After the bright lights of the inn the darkness of the street was hurtful at first, but as she stepped into the cab Jane looked up and saw the brightness of the stars set in a purple-black sky.
“They’re just the same stars that shine on Mum and Dad,” she reflected, and felt suddenly not so far away after all, although it was all so much different from her imaginings.
The journey back to the flat seemed to take place in record time, although once, along the darkened street, they halted abruptly, and looking through the window Jane saw a group of young people, walking briskly along what seemed like a broad pavement, lanterns swinging from their hands.
They were singing and seemed in the best of spirits, and she looked at Ann in bewilderment.
“Who were they?” she asked, but already she was certain she knew.
“The young people I told you about,” Ann said quietly. “Their present campaign is for street lighting throughout the town, not just along the main thoroughfare as it is now. They’re right, of course, but they don’t see that all this sort of thing takes a great deal of money to accomplish, and that first things—exports, imports, care of the sick and so on—must come first.”
“They seemed a lively crew!” Jane smiled as the taxi turned in at the entrance to the hospital precincts and stopped at the door of the house which contained “her” flat. “There didn’t appear to be anything revolutionary about them so far as I could see.”
“I suppose not.” Ann opened the door and the head of the elderly caretaker appeared round his office window. Ann greeted him, indicated Jane with a wave of her hand, and started upstairs. “They’re not really revolutionaries at all,” she said as she unlocked the door. “They just want a better life for themselves than they’ve seen their parents have, but that,” she sighed, “is at the bottom of most revolutionary ideas! They’ll get it all in time, they’ve the urge to work, to save and to think of the future. I suppose the root of the matter is that, in common with most youthful ideas, there’s a strong sense of impatience. Come on,” she urged. “The caretaker said your trunk had been delivered. It’s just inside. Do you want to unpack now or have a cuppa and go to bed?”
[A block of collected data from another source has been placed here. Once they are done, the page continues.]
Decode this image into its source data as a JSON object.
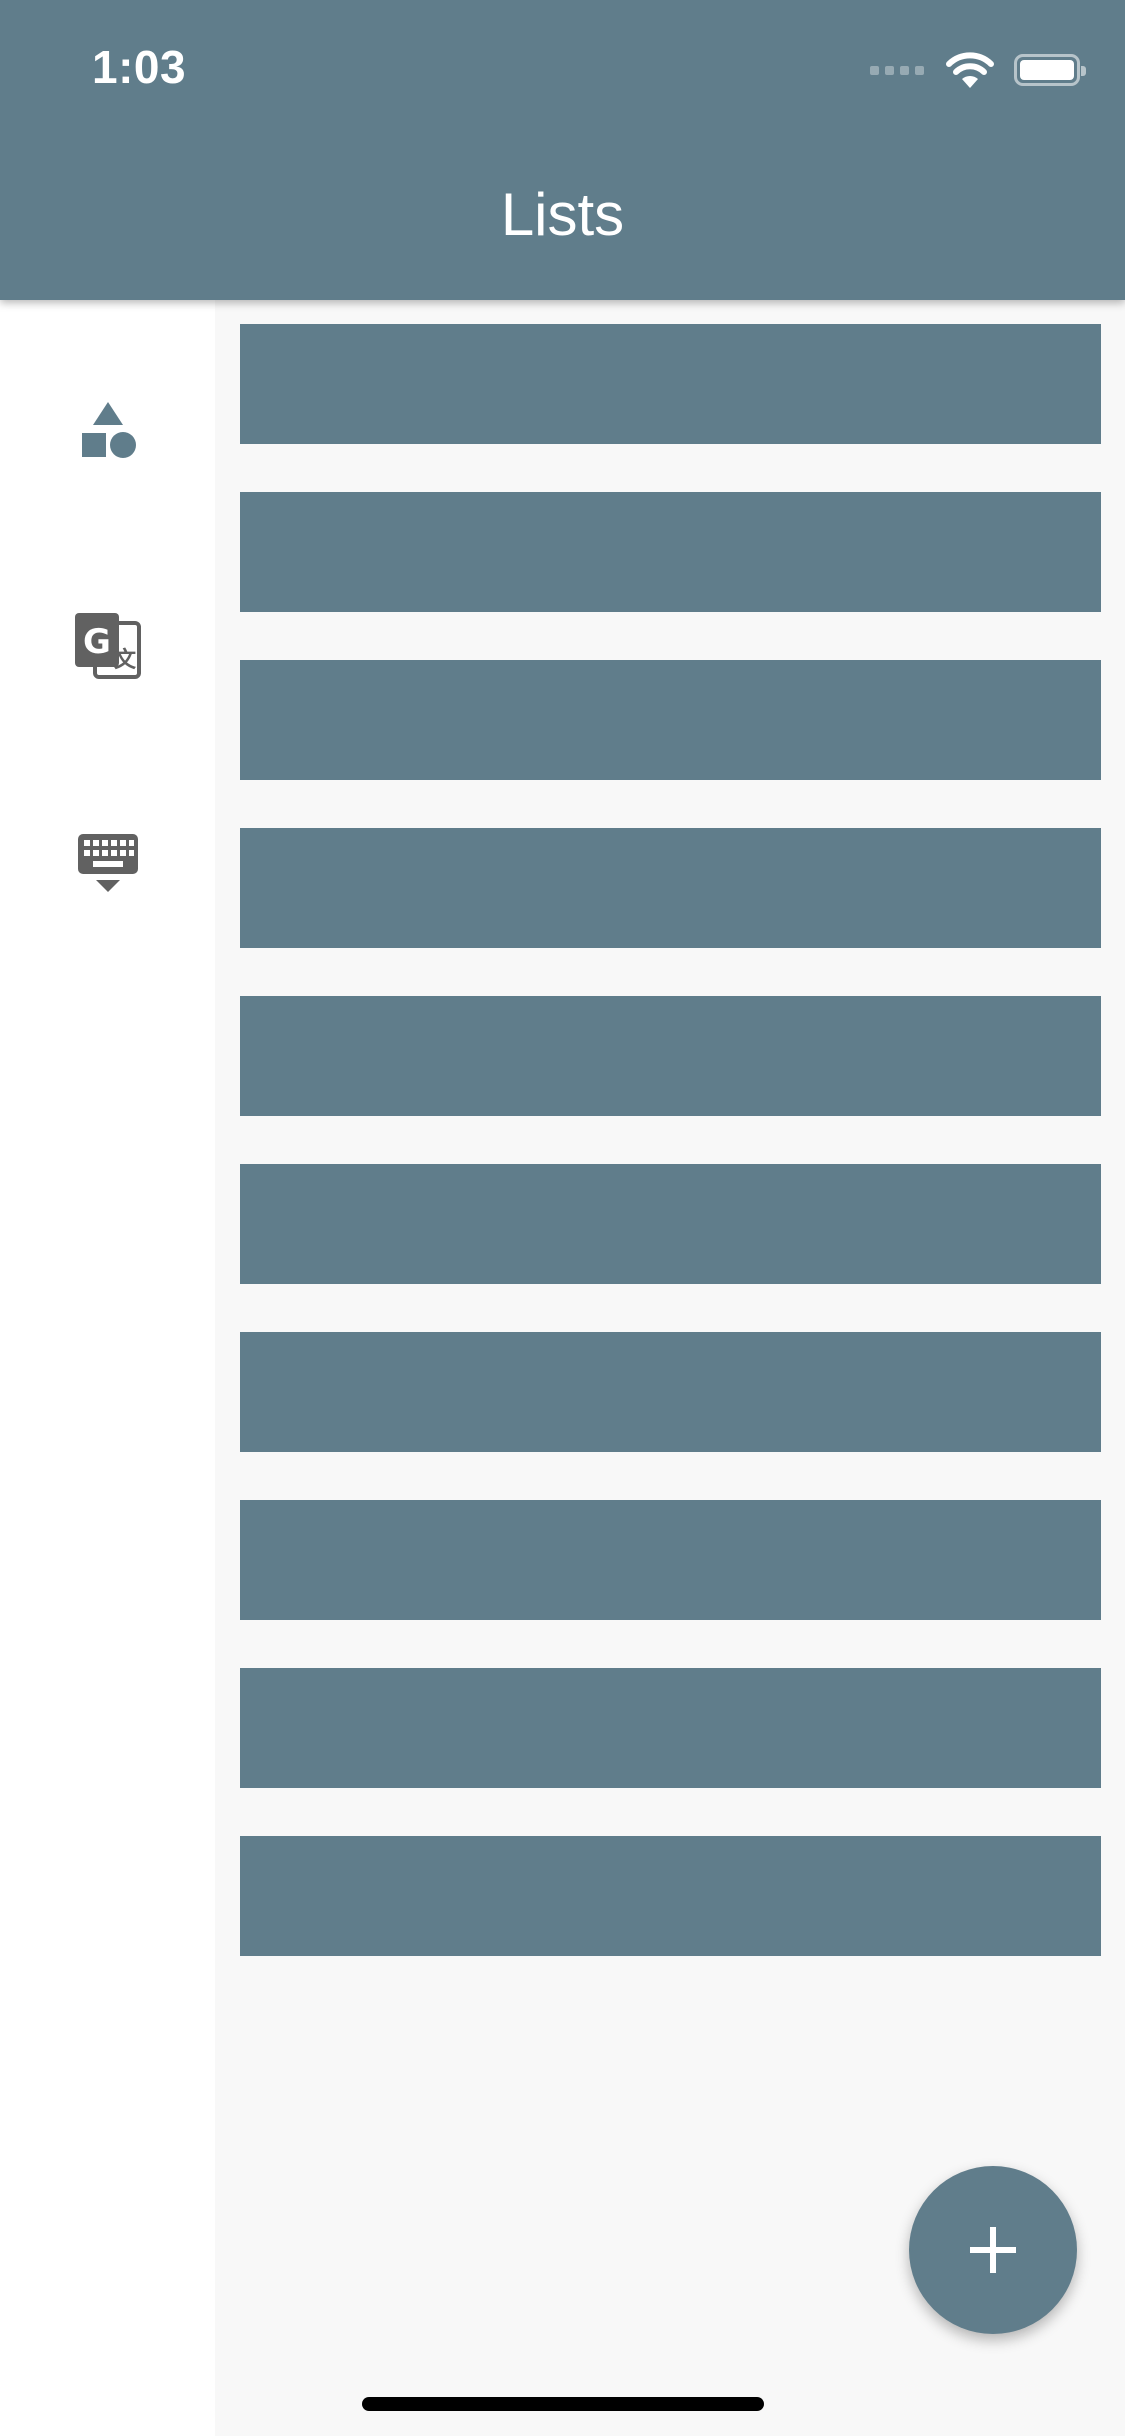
{
  "status_bar": {
    "time": "1:03",
    "icons": [
      "cellular-signal-icon",
      "wifi-icon",
      "battery-icon"
    ]
  },
  "app_bar": {
    "title": "Lists",
    "color": "#607d8b"
  },
  "nav_rail": {
    "items": [
      {
        "icon": "shapes-icon",
        "color": "#607d8b"
      },
      {
        "icon": "translate-icon",
        "color": "#616161"
      },
      {
        "icon": "keyboard-hide-icon",
        "color": "#616161"
      }
    ]
  },
  "list": {
    "item_count": 10,
    "item_color": "#607d8b"
  },
  "fab": {
    "icon": "plus-icon",
    "color": "#607d8b"
  }
}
“Bed, please!” Jane admitted. “I’m tired. I don’t suppose there’s anything missing from my trunk?”
“Not unless you had something in it that ought not to have been there.” Ann was arranging the chair into a l
ong bed-chair arrangement as she spoke. “All the time I’ve been here I’ve never had so much as a pin confiscated, or a letter returned to me with bits snipped out, as I understand is the custom should anyone appear to be discussing affairs of state,” she laughed at the quotation, “by letter or any other means. To reiterate: mind your own business, do the job you came out here to do, and do it to the best of your ability, and you won’t go far wrong. In fact I think you’ll be very happy.”
She looked at Jane consideringly for a moment, then as she turned away she asked a seemingly casual question:
“First impressions, please!” she demanded. “Do you think you’ll be O.K., and how do you feel about Dr. Lowth, our ‘Dr. Jim’, now that you’ve met him socially if not officially as yet?”
CHAPTER 3
WHETHER it was because she was in a strange bed, sleeping in strange surroundings, or whether she was just too excited at the thought of entering a completely new phase in her nursing career, but Jane had fully expected to lie awake for hours, and then, when she finally fell asleep, she had expected to sleep heavily for several hours. As a precautionary measure she had set the alarm clock which stood beside the bed, even though Ann had protested it was quite unnecessary as she never overslept.
She had wakened, alert and bright-eyed, ready for whatever lay ahead, ten minutes or so before the alarm was due to ring. Moving cautiously in order not to rouse Ann, she slipped from bed and put the catch down on the alarm bell to prevent its ringing, then, still tiptoeing round, still moving everything with the maximum of caution, she prepared a cup of tea and some slices of thin toast.